Concert Finance can approve slightly below 660 in some cases depending on overall financial picture. We can pre-qualify you without affecting your credit. Even if Propel isn't a fit, there are usually better options than a PPA, let us walk through them.

My neighbor has a PPA and saves money every month. How does that work?

PPAs do produce monthly savings in early years, that's why they're easy to sell. The problem is the savings shrink each year as the escalator outpaces utility rate increases, while a Propel-financed system maintains the same payment for 25 years.

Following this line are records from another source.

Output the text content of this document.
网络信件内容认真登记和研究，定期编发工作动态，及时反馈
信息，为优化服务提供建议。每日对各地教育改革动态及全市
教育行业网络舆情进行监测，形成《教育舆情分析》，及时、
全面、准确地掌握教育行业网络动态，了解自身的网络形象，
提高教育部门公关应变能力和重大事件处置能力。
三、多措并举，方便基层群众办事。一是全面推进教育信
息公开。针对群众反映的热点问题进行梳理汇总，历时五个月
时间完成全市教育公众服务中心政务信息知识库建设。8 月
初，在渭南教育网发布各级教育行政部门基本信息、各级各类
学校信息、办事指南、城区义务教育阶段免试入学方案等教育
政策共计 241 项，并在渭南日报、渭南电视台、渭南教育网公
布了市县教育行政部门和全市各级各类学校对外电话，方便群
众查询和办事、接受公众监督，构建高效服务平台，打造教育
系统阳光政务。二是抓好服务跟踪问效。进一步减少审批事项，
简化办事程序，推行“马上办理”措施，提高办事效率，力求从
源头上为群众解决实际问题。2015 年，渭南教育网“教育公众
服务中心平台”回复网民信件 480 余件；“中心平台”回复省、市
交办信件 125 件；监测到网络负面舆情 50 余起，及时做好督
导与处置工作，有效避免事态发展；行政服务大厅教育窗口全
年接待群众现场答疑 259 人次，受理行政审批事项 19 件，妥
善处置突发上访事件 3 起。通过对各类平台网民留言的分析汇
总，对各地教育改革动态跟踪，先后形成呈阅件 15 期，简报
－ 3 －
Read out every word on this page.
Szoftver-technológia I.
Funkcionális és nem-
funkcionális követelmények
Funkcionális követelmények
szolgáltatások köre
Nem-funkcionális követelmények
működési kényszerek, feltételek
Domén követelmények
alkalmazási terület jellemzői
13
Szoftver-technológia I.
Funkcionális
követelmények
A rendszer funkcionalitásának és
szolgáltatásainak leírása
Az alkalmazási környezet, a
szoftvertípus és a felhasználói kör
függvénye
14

The early-year savings can be real; the long-term savings comparison is what matters.

Is there any reason to choose a PPA over Propel?

Honestly, for most Central Valley homeowners, no. The cases where a PPA might win: very short remaining time in the home (under 5 years) with no plan to sell, very specific tax situations where the PPA company's incentive capture is uniquely advantageous, or inability to qualify for any ownership financing path. These are edge cases, most homeowners are better off owning.